M. H. Kichchil Nona, 47, said: “Government officials are working to create further troubles for us. We learned about ruins in our school history lessons. Today we have to live in the ruins of our own houses and lands. No one has a real interest in our problems. On January 26, the president came to inaugurate the construction of the Siribopura housing scheme. That day thousands of us held a rally here, demanding solutions for our problems. But she was flying over our heads and didn’t bother to visit us to share our sorrow.”

The Hambantota district secretary said that from February each affected person would receive 175 rupees worth of dry rations and 200 rupees in cash per week through cooperative societies. In addition, displaced people would be given allowances of 2,500 and 5,000 rupees. But, with the cost of living, 375 rupees would be insufficient for one person per week. Displaced people said the 2,500- and 5,000-rupee allowances would not cover even basic necessities.
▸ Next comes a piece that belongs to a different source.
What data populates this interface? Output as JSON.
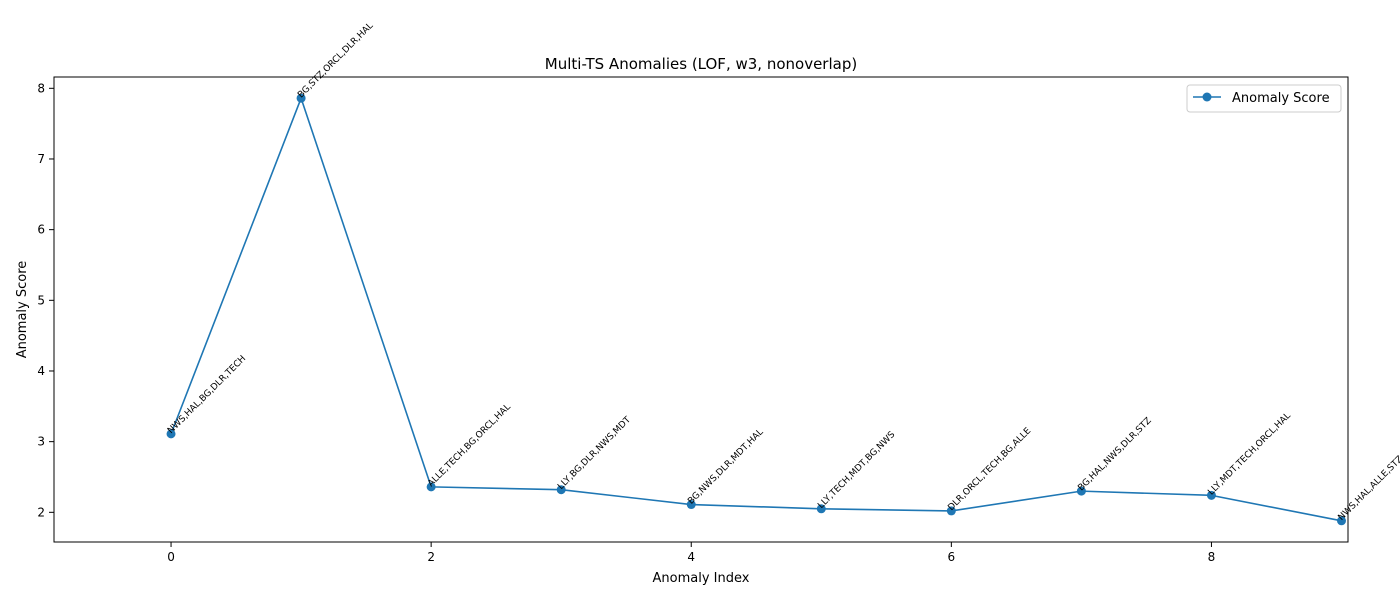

As our visit revealed, thousands of people in Hambantota, one of most impoverished districts in the country, have been devastated by the disaster. Across the entire country, according to recent reports, the official unemployment has jumped to 20 percent, with the tsunami directly destroying about 400,000 jobs.

These conditions will only intensify poverty, unemployment and social inequality. The protests by tsunami-affected people at Pitipana, Boossa and Hambantota are early indications of mass unrest. It was under these conditions that the president put the military in charge of relief operations and on January 6 imposed emergency regulations.